Gore and her co-director (and husband) Damian Kulash Jr. missed the craze altogether around the plush collectible at the center of “The Beanie Bubble.” Though the duo pays tribute to three largely unsung women who were instrumental in Beanie Babies’ conception, their film offers much more of an indict- ment of the product — and the climate around its explosion in popularity — than a celebration. “That the little beanbag animals were treated like gold for three years is crazy,” Gore says.

“You think our movie’s going to be about Beanie Babies and it definitely is not,” adds Kulash. “It’s quite critical of them and of the idea of idolizing a product.”

Likewise, Johnson interrogated not just the impact of the BlackBerry device but his own role as a teller of these stories. “When ‘BlackBerry’ was being released, there were endless online quips about how bereft Hollywood imaginations have become,” he remembers. “I’m sensitive to that because that does speak to a kind of benighted cultural wasteland where all we can do is chew up our own consumerism and turn it into aesthetic movies of the week.” He adds, “but that’s divorcing the process of filmmaking from artists.”

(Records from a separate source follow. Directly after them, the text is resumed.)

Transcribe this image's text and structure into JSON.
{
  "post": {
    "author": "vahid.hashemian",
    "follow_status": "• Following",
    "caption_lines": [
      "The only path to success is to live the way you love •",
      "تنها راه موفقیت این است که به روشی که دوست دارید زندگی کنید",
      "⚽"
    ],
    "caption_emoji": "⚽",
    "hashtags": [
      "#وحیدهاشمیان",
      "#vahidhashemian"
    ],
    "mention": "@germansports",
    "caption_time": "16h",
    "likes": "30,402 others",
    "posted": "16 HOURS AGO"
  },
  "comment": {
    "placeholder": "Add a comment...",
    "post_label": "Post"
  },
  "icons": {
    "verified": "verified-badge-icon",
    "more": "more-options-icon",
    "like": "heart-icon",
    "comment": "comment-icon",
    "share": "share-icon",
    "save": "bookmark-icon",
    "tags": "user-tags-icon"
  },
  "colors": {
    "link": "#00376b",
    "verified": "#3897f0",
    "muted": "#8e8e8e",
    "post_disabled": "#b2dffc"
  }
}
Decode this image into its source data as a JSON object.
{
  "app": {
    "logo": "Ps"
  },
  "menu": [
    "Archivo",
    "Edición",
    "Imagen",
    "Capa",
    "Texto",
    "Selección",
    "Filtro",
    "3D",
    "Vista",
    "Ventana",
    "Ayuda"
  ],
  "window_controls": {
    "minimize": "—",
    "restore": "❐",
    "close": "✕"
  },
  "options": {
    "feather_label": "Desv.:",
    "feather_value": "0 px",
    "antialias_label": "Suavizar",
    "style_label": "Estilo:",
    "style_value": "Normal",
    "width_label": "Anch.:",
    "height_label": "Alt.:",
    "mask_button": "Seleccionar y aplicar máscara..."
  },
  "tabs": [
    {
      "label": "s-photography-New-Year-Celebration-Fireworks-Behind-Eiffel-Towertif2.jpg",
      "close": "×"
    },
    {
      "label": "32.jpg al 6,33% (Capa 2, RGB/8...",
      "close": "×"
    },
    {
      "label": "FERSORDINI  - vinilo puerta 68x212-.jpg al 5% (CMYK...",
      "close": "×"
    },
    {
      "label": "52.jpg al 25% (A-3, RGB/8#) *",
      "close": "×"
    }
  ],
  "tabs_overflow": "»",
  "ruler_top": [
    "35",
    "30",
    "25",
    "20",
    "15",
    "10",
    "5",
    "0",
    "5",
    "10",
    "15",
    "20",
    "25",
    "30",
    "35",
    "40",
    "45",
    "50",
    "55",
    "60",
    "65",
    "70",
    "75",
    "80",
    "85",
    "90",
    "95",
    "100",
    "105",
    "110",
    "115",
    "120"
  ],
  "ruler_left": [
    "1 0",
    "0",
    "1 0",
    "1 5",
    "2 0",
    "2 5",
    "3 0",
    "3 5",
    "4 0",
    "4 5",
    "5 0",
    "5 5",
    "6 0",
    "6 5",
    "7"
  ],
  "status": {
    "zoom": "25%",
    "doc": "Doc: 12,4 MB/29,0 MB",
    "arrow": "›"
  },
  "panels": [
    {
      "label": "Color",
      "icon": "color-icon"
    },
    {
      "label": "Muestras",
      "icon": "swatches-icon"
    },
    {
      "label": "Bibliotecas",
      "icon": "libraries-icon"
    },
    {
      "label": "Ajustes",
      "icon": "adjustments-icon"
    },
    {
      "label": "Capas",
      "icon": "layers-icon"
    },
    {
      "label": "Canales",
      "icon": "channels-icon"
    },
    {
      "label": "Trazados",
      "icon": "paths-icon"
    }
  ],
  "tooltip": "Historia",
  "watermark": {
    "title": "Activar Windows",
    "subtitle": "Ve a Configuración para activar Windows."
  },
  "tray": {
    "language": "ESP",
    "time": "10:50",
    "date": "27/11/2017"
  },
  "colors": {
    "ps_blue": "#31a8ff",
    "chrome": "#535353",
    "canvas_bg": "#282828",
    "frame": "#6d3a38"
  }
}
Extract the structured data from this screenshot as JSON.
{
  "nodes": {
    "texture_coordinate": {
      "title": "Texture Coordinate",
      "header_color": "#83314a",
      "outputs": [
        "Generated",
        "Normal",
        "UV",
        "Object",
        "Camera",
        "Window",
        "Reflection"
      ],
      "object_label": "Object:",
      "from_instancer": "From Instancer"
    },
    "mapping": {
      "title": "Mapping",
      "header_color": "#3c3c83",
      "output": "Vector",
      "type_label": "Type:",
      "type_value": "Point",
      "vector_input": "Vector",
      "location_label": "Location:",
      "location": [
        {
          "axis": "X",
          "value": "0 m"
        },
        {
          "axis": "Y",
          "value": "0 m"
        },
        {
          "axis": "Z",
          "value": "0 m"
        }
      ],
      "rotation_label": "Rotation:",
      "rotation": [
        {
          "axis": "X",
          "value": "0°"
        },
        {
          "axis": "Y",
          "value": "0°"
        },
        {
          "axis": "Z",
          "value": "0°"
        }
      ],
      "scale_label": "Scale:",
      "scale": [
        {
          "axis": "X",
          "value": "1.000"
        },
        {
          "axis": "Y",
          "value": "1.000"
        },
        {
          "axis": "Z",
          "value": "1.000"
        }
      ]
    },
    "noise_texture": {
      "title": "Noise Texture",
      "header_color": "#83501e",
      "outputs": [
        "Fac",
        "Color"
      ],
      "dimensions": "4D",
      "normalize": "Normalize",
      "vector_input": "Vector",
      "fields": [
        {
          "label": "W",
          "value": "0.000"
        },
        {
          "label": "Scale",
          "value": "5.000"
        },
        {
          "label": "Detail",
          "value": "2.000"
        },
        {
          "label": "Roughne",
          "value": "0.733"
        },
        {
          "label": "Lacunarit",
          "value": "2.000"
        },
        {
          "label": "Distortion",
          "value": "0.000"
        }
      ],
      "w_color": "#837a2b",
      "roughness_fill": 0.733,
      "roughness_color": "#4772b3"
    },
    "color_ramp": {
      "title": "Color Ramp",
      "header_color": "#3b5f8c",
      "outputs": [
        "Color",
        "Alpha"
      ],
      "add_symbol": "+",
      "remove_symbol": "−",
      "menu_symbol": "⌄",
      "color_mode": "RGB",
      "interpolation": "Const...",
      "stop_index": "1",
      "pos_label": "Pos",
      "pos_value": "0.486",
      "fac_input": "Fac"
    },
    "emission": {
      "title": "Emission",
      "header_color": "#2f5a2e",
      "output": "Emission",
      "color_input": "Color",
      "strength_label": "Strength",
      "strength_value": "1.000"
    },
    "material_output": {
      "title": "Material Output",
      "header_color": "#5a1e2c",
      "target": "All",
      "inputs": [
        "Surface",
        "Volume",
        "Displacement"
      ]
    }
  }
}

After one of the most recognizable fashion dolls in the world inspired the year’s biggest box office hit, “Barbie,” Johnson — and virtually all screenwriters interviewed for this story — pointed to Greta Gerwig’s blockbuster as the apotheosis of films that follow this trend, precisely because it celebrates and critiques its source material at the same time. “The best versions of these are always Trojan horses,” says Convery.

“Dumb Money” screenwriters Rebecca Angelo and Lauren Schuker Blum, who adapted Ben Mezrich’s “The Antisocial Network” to tell the story of the 2021 GameStop short squeeze and the subsequent Main Street uprising to save the company, suggest the rise in brandcentric storytelling might be a byproduct of consumers examining their connections to capitalism at a particularly volatile time in the history of the U.S. economy. “The system feels broken, and I think we’re interrogating our relationship with products and brands,” Angelo tells Variety.

Even so, Blum and Angelo are wary about Hollywood taking away the wrong lessons from that film’s success, much less their own.

“You see a movie work for one product, everyone else tries to copy that,” Blum says. “We’ve written other films and TV shows about populist movements, but they haven’t had a product at its center. They just had people,” Angelo acknowledges. “Maybe it’s not such a coincidence that this is the first one that got made.”